By Noel Clay
from Colchester, England
, 24 Nov 2004
A werewolf movie starring Jack Nicholson? Sounds great! But what's that? Set in a publishing company? How is that going to work?
Well, the truth is it works surprisingly well. Nicholson plays an editor who is being replaced by a younger, more ruthless man at his company. At first he's ready to simply accept it with quiet dignity, but as he's been bitten by a wolf the night before, he begins to undergo some radical changes and suddenly finds himself having the energy to fight for his position at the company and for the love of his boss' daughter. However, he also finds that he has the urge to hunt and kill at nighttime, and becomes terrified of the monster he carries inside. It's really an intelligent little story about a kind of mid-life crisis which was appreciated by the likes of Roger Ebert and various other respected film buffs.
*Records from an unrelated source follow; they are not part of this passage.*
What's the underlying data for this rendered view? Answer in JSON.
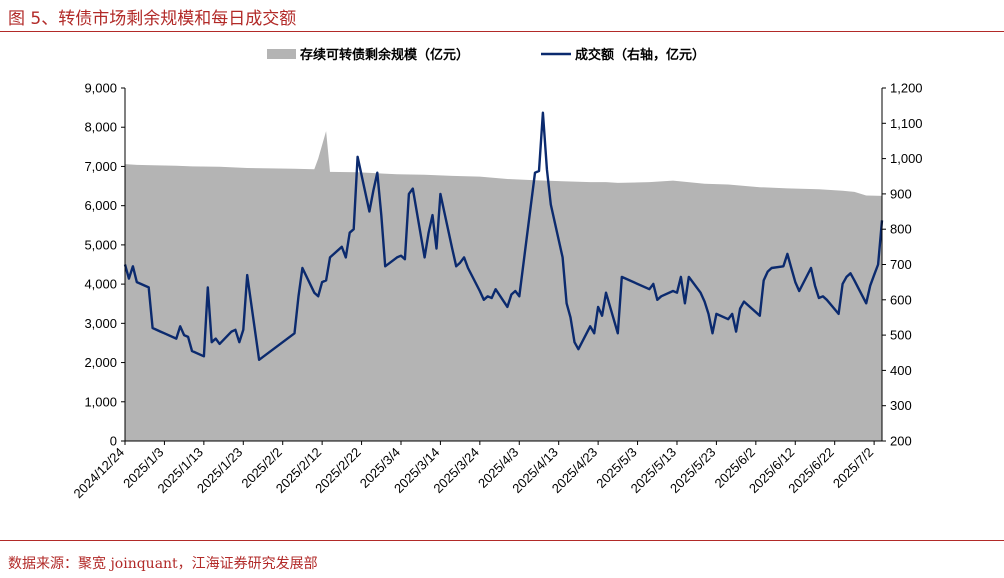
{
  "figure": {
    "title": "图 5、转债市场剩余规模和每日成交额",
    "source": "数据来源：聚宽 joinquant，江海证券研究发展部"
  },
  "colors": {
    "area": "#b4b4b4",
    "line": "#0b2a6e",
    "accent": "#b22a28"
  },
  "chart_data": {
    "type": "area+line",
    "title": "",
    "legend_position": "top-center",
    "grid": false,
    "x_tick_labels": [
      "2024/12/24",
      "2025/1/3",
      "2025/1/13",
      "2025/1/23",
      "2025/2/2",
      "2025/2/12",
      "2025/2/22",
      "2025/3/4",
      "2025/3/14",
      "2025/3/24",
      "2025/4/3",
      "2025/4/13",
      "2025/4/23",
      "2025/5/3",
      "2025/5/13",
      "2025/5/23",
      "2025/6/2",
      "2025/6/12",
      "2025/6/22",
      "2025/7/2"
    ],
    "x_range": [
      "2024/12/24",
      "2025/7/4"
    ],
    "left_axis": {
      "ylim": [
        0,
        9000
      ],
      "ticks": [
        "0",
        "1,000",
        "2,000",
        "3,000",
        "4,000",
        "5,000",
        "6,000",
        "7,000",
        "8,000",
        "9,000"
      ]
    },
    "right_axis": {
      "ylim": [
        200,
        1200
      ],
      "ticks": [
        "200",
        "300",
        "400",
        "500",
        "600",
        "700",
        "800",
        "900",
        "1,000",
        "1,100",
        "1,200"
      ]
    },
    "series": [
      {
        "name": "存续可转债剩余规模（亿元）",
        "type": "area",
        "axis": "left",
        "points": [
          [
            "2024/12/24",
            7060
          ],
          [
            "2024/12/27",
            7040
          ],
          [
            "2024/12/31",
            7030
          ],
          [
            "2025/1/6",
            7020
          ],
          [
            "2025/1/10",
            7000
          ],
          [
            "2025/1/17",
            6990
          ],
          [
            "2025/1/24",
            6960
          ],
          [
            "2025/1/30",
            6950
          ],
          [
            "2025/2/5",
            6940
          ],
          [
            "2025/2/10",
            6930
          ],
          [
            "2025/2/11",
            7200
          ],
          [
            "2025/2/13",
            7900
          ],
          [
            "2025/2/14",
            6860
          ],
          [
            "2025/2/21",
            6850
          ],
          [
            "2025/3/3",
            6800
          ],
          [
            "2025/3/10",
            6790
          ],
          [
            "2025/3/17",
            6760
          ],
          [
            "2025/3/24",
            6740
          ],
          [
            "2025/3/31",
            6680
          ],
          [
            "2025/4/7",
            6650
          ],
          [
            "2025/4/14",
            6620
          ],
          [
            "2025/4/21",
            6600
          ],
          [
            "2025/4/25",
            6600
          ],
          [
            "2025/4/28",
            6580
          ],
          [
            "2025/5/6",
            6600
          ],
          [
            "2025/5/12",
            6640
          ],
          [
            "2025/5/20",
            6560
          ],
          [
            "2025/5/26",
            6540
          ],
          [
            "2025/6/3",
            6470
          ],
          [
            "2025/6/10",
            6440
          ],
          [
            "2025/6/18",
            6420
          ],
          [
            "2025/6/24",
            6380
          ],
          [
            "2025/6/27",
            6350
          ],
          [
            "2025/6/30",
            6260
          ],
          [
            "2025/7/4",
            6250
          ]
        ]
      },
      {
        "name": "成交额（右轴，亿元）",
        "type": "line",
        "axis": "right",
        "points": [
          [
            "2024/12/24",
            700
          ],
          [
            "2024/12/25",
            660
          ],
          [
            "2024/12/26",
            695
          ],
          [
            "2024/12/27",
            650
          ],
          [
            "2024/12/30",
            635
          ],
          [
            "2024/12/31",
            520
          ],
          [
            "2025/1/2",
            510
          ],
          [
            "2025/1/3",
            505
          ],
          [
            "2025/1/6",
            490
          ],
          [
            "2025/1/7",
            525
          ],
          [
            "2025/1/8",
            500
          ],
          [
            "2025/1/9",
            495
          ],
          [
            "2025/1/10",
            455
          ],
          [
            "2025/1/13",
            440
          ],
          [
            "2025/1/14",
            635
          ],
          [
            "2025/1/15",
            480
          ],
          [
            "2025/1/16",
            490
          ],
          [
            "2025/1/17",
            475
          ],
          [
            "2025/1/20",
            510
          ],
          [
            "2025/1/21",
            515
          ],
          [
            "2025/1/22",
            480
          ],
          [
            "2025/1/23",
            515
          ],
          [
            "2025/1/24",
            670
          ],
          [
            "2025/1/27",
            430
          ],
          [
            "2025/2/5",
            505
          ],
          [
            "2025/2/6",
            610
          ],
          [
            "2025/2/7",
            690
          ],
          [
            "2025/2/10",
            620
          ],
          [
            "2025/2/11",
            610
          ],
          [
            "2025/2/12",
            650
          ],
          [
            "2025/2/13",
            655
          ],
          [
            "2025/2/14",
            720
          ],
          [
            "2025/2/17",
            750
          ],
          [
            "2025/2/18",
            720
          ],
          [
            "2025/2/19",
            790
          ],
          [
            "2025/2/20",
            800
          ],
          [
            "2025/2/21",
            1005
          ],
          [
            "2025/2/24",
            850
          ],
          [
            "2025/2/25",
            910
          ],
          [
            "2025/2/26",
            960
          ],
          [
            "2025/2/27",
            840
          ],
          [
            "2025/2/28",
            695
          ],
          [
            "2025/3/3",
            720
          ],
          [
            "2025/3/4",
            725
          ],
          [
            "2025/3/5",
            715
          ],
          [
            "2025/3/6",
            900
          ],
          [
            "2025/3/7",
            915
          ],
          [
            "2025/3/10",
            720
          ],
          [
            "2025/3/11",
            790
          ],
          [
            "2025/3/12",
            840
          ],
          [
            "2025/3/13",
            745
          ],
          [
            "2025/3/14",
            900
          ],
          [
            "2025/3/17",
            745
          ],
          [
            "2025/3/18",
            695
          ],
          [
            "2025/3/19",
            705
          ],
          [
            "2025/3/20",
            720
          ],
          [
            "2025/3/21",
            690
          ],
          [
            "2025/3/24",
            625
          ],
          [
            "2025/3/25",
            600
          ],
          [
            "2025/3/26",
            610
          ],
          [
            "2025/3/27",
            605
          ],
          [
            "2025/3/28",
            630
          ],
          [
            "2025/3/31",
            580
          ],
          [
            "2025/4/1",
            615
          ],
          [
            "2025/4/2",
            625
          ],
          [
            "2025/4/3",
            610
          ],
          [
            "2025/4/7",
            960
          ],
          [
            "2025/4/8",
            965
          ],
          [
            "2025/4/9",
            1130
          ],
          [
            "2025/4/10",
            970
          ],
          [
            "2025/4/11",
            870
          ],
          [
            "2025/4/14",
            720
          ],
          [
            "2025/4/15",
            590
          ],
          [
            "2025/4/16",
            550
          ],
          [
            "2025/4/17",
            480
          ],
          [
            "2025/4/18",
            460
          ],
          [
            "2025/4/21",
            525
          ],
          [
            "2025/4/22",
            505
          ],
          [
            "2025/4/23",
            580
          ],
          [
            "2025/4/24",
            555
          ],
          [
            "2025/4/25",
            620
          ],
          [
            "2025/4/28",
            505
          ],
          [
            "2025/4/29",
            665
          ],
          [
            "2025/5/6",
            630
          ],
          [
            "2025/5/7",
            645
          ],
          [
            "2025/5/8",
            600
          ],
          [
            "2025/5/9",
            610
          ],
          [
            "2025/5/12",
            625
          ],
          [
            "2025/5/13",
            620
          ],
          [
            "2025/5/14",
            665
          ],
          [
            "2025/5/15",
            590
          ],
          [
            "2025/5/16",
            665
          ],
          [
            "2025/5/19",
            620
          ],
          [
            "2025/5/20",
            595
          ],
          [
            "2025/5/21",
            560
          ],
          [
            "2025/5/22",
            505
          ],
          [
            "2025/5/23",
            560
          ],
          [
            "2025/5/26",
            545
          ],
          [
            "2025/5/27",
            560
          ],
          [
            "2025/5/28",
            510
          ],
          [
            "2025/5/29",
            575
          ],
          [
            "2025/5/30",
            595
          ],
          [
            "2025/6/3",
            555
          ],
          [
            "2025/6/4",
            655
          ],
          [
            "2025/6/5",
            680
          ],
          [
            "2025/6/6",
            690
          ],
          [
            "2025/6/9",
            695
          ],
          [
            "2025/6/10",
            730
          ],
          [
            "2025/6/11",
            690
          ],
          [
            "2025/6/12",
            650
          ],
          [
            "2025/6/13",
            625
          ],
          [
            "2025/6/16",
            690
          ],
          [
            "2025/6/17",
            640
          ],
          [
            "2025/6/18",
            605
          ],
          [
            "2025/6/19",
            610
          ],
          [
            "2025/6/20",
            600
          ],
          [
            "2025/6/23",
            560
          ],
          [
            "2025/6/24",
            645
          ],
          [
            "2025/6/25",
            665
          ],
          [
            "2025/6/26",
            675
          ],
          [
            "2025/6/27",
            655
          ],
          [
            "2025/6/30",
            590
          ],
          [
            "2025/7/1",
            640
          ],
          [
            "2025/7/2",
            670
          ],
          [
            "2025/7/3",
            700
          ],
          [
            "2025/7/4",
            825
          ]
        ]
      }
    ]
  }
}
However ... critics aside, this isn't exactly a very popular movie. Most people just find it dull and uninteresting, with elements of several genres thrown together in a big mess. I can kind of see where they're coming from ... it's a little dull in places, and probably could have been cut down by at least fifteen minutes or so, but to be honest I was never that bored watching it. Wolf is much more intelligent than most werewolf movies, and does have a few interesting ideas and metaphors that haven't really been done before in werewolf movies. The ending is a little peculiar, and in a completely different tone to the rest of the movie, but it's made up for by a pretty cool twist.
The reason Mike Nichols is such a hit-and-miss director is because he seems to make films that he cares about, which aren't necessarily aimed at a particular audience. Generally they do seem to find one somewhere, though, and I expect there are plenty of people out there who will enjoy this film as much as I did, or even more. Jack Nicholson is great as always. There are moments of that old hilarious, energetic Jack that we saw a lot of through the seventies and eighties, but mostly it's the sombre, ageing character that he often gets cast as these days. He does both of them very well, and I don't think anyone else would have been more suited for the part. James Spader is good is the slimy villain of the story, and Michelle Pfeiffer is her usual confident femme fatale character.
Though it may not be everyone's cup of tea, Wolf is a smart, fairly enjoyable twist on the werewolf genre.